Fr. Agnel Stadium
- Interactive map of Fr. Agnel Stadium
- Full name: Fr. Agnel Multipurpose School and Junior College Stadium
- Address: India
- Location: Vashi, Navi Mumbai, Maharashtra, India
- Coordinates: 15°19′46″N 73°55′58″E﻿ / ﻿15.3294°N 73.9329°E
- Owner: Fr. Agnel Multipurpose School and Junior College
- Operator: Fr. Agnel Multipurpose School and Junior College
- Capacity: 5,000
- Field size: 103 m × 65 m (338 ft × 213 ft)

Construction
- Built: 2004

Tenants
- Fr. Agnel Gymkhana Mumbai Tigers F.C.

Website
- www.agnelhamara.net

= Fr. Agnel Stadium =

Football stadium in Maharashtra, India

Fr. Agnel Stadium is a football stadium located in Vashi, Navi Mumbai, Maharashtra, India. It is located at the premises of Fr. Agnel Multipurpose School and Junior College which was established in 1982. The stadium is India's first multi-sport artificial turf ground.

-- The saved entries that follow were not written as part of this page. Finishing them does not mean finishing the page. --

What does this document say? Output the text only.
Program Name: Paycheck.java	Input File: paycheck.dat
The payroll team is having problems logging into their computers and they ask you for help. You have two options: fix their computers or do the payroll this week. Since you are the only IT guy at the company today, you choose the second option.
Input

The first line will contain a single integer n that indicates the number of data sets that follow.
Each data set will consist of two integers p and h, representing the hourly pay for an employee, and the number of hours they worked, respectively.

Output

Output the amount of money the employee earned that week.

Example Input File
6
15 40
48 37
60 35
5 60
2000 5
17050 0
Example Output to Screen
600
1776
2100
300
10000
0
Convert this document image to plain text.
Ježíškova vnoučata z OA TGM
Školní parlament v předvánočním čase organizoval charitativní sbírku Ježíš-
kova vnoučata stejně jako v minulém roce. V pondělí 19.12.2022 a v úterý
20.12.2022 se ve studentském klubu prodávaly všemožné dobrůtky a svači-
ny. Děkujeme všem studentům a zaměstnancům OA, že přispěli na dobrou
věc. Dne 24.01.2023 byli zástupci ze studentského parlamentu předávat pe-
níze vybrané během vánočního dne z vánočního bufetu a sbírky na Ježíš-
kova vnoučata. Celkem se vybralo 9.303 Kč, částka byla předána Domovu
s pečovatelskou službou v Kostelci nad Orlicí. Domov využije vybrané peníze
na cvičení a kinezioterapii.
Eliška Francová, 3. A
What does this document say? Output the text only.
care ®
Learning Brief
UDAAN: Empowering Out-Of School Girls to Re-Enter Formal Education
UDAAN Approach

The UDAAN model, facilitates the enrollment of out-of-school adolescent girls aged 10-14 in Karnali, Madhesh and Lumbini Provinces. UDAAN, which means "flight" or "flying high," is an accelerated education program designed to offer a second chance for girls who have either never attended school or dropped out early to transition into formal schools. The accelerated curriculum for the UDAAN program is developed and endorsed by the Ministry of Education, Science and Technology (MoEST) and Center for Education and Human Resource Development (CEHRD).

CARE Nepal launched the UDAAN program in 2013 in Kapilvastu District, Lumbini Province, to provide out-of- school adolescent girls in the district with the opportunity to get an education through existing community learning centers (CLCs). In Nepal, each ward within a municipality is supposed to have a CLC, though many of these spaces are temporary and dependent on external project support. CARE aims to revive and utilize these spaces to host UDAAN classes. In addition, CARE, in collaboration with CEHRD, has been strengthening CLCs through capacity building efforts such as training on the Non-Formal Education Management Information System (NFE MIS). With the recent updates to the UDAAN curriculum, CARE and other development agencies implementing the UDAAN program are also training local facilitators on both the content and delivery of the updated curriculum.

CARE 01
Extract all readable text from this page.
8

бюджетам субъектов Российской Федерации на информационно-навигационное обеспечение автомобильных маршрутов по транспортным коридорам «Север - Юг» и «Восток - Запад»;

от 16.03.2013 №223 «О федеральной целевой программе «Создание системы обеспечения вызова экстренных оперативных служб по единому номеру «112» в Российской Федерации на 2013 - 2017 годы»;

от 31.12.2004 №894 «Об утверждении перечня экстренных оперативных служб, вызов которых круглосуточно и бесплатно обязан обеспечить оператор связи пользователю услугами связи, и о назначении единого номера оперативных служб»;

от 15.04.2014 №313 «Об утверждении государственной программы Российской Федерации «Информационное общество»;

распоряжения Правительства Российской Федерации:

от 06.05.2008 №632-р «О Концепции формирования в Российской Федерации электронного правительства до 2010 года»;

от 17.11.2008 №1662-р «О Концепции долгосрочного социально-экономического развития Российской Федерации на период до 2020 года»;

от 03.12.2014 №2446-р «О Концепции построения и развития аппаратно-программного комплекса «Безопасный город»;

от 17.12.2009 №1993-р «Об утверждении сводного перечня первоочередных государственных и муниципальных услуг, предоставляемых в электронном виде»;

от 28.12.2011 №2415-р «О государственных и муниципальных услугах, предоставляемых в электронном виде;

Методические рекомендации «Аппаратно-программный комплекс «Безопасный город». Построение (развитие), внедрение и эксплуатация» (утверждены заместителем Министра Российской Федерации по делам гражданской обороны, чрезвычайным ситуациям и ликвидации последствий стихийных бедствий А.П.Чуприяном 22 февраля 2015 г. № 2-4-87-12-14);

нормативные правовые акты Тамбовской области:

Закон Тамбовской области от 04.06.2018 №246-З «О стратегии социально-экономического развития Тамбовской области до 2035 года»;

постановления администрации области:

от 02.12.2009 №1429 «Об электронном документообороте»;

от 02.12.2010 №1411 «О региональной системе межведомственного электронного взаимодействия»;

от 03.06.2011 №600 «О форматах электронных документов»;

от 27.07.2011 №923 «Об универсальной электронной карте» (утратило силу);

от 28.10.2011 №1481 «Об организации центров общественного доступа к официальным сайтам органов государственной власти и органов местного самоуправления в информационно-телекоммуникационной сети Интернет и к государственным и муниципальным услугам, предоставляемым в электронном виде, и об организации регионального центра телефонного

The facilities includes indoor table tennis, indoor shooting range, swimming pool, basketball court and badminton court and has a capacity of around 5,000 spectators. It is the home of Fr. Agnel Gymkhana which plays in Super Division MDFA, Mumbai. The football team had been formed again in April 2004. Fr. Agnel is accredited with first residential FIFA-AIFF Academy in India, and it hosted the 61st Basketball Junior Nationals tournament.